FXI deficiency is diagnosed by a prolonged activated partial thromboplastin time and low plasma levels of coagulant FXI. ⁴ The FXI level is less than 20% for homozygotes or compound heterozygous mutations and 20%–60% for heterozygotes. ²

Despite there is no indication that FXI deficiency is associated with an increased risk of miscarriage, it is associated with an elevated risk of PPH in comparison with the general population (10%–22% vs 5–8% for primary and 7% vs 0.8%, respectively) and complication bleeding after termination of pregnancy.^2,10

There is contradictory data in the literature concerning FXI levels during pregnancy, but several subsequent studies in FXI-deficient patients report no significant change over the course of pregnancy, in contrast to factor VIII and von Willebrand, which increase relatively during pregnancy.^4,11 However, measurement of FXI levels during the first and third trimesters remains essential for hematologists and anesthetists to decide the appropriate hemostatic prophylaxis during labor and delivery. ⁶ In the opinion of English authors, epidural anesthesia should be avoided in the presence of bleeding symptoms or severe deficiency but is not absolutely contraindicated. ¹²

The mainstays of treatment for PPH prophylaxis in FXI-deficient patients include FXI concentrate, allogeneic plasma (FFP or other variants of it), and antifibrinolytics such as TXA or epsilon aminocaproic acid. ⁹ Desmopressin (DDAVP) is also commonly used for the treatment and prevention of bleeding complications in patients with FXI deficient but FFP remains the first-line treatment in many countries, despite its significant side effects: pulmonary edema, thrombotic events, immunization, and infection.
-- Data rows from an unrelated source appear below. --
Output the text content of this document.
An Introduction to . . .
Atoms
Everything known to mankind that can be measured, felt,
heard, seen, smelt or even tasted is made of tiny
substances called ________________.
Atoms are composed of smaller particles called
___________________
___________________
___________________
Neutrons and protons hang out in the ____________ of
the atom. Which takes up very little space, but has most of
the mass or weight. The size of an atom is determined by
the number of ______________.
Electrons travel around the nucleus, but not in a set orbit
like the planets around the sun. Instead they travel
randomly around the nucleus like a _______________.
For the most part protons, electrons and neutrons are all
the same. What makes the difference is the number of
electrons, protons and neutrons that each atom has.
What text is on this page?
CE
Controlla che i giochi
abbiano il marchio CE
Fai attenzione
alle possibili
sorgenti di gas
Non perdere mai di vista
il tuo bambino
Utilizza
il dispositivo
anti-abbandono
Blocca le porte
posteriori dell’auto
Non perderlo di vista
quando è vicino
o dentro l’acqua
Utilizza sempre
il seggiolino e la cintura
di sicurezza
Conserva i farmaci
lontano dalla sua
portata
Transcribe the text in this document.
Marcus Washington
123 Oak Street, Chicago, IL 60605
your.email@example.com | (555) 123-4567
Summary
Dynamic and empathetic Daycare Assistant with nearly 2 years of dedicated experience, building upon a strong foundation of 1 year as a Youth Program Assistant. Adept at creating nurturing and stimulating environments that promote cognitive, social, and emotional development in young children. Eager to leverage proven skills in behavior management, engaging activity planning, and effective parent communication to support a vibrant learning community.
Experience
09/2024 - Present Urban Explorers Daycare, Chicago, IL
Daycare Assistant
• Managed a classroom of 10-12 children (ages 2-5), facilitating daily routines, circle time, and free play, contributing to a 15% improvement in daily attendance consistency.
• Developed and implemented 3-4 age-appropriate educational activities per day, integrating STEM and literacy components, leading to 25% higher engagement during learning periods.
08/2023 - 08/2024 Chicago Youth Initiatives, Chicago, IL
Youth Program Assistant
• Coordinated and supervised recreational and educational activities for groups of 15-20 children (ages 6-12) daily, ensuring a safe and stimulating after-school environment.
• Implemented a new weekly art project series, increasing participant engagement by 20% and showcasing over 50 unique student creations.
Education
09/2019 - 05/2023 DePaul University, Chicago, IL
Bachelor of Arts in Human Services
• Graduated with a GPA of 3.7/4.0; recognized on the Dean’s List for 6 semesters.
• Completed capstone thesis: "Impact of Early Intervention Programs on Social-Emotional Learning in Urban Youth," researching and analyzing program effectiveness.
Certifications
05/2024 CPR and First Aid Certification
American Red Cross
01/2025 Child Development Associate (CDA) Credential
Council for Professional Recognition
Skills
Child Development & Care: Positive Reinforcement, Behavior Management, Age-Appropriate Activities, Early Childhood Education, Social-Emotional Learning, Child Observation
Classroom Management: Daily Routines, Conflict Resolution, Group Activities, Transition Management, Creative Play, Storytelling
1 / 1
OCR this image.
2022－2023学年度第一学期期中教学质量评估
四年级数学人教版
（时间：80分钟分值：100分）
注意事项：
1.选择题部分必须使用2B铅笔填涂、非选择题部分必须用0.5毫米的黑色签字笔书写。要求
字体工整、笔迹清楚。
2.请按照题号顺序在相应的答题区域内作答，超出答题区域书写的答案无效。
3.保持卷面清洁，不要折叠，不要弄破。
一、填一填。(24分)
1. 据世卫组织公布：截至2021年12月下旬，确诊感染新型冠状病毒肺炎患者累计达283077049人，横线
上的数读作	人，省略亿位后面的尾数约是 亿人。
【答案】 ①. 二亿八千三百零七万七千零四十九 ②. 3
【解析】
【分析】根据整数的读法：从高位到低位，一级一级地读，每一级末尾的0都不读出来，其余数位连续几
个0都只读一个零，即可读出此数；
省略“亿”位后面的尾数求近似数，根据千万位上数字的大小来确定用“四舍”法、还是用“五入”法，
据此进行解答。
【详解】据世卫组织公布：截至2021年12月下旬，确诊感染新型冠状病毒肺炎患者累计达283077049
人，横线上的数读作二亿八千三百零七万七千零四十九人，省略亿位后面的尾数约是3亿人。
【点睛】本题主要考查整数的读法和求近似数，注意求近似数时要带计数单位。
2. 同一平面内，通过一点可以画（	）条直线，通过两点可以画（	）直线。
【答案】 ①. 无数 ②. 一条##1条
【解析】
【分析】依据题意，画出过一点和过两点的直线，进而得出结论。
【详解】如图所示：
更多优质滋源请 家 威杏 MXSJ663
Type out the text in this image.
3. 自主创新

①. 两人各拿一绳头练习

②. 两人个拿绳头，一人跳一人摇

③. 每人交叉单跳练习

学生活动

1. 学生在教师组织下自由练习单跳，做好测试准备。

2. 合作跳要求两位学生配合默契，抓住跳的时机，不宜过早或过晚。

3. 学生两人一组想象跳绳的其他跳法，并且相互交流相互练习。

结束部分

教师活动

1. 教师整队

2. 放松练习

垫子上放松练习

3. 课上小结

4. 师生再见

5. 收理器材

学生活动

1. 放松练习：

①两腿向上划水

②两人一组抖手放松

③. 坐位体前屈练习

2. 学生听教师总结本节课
Plasma-derived FXI concentrate, solvent-detergent-treated FFP, and aFVII are alternatives, but due to their high cost, they may not be accessible in some countries.^6,12 In our case, the patient had an FXI level of 5, and due to the unavailability of other products, it was decided to use FFP in combination with TXA for prophylaxis, after consultation and discussion with the patient.

Conclusion

The use of intrapartum prophylaxis may be useful in minimizing the risk and/or severity of PPH. Given the absence of recommendations for women with severe forms of the disease, care should be taken to consider FXI activity level together with the clinical presentation and history of bleeding before deciding the appropriate treatment. Pregnant patients with FXI deficiency should be managed by a multidisciplinary team that includes obstetrics, hematology, and anesthesiology.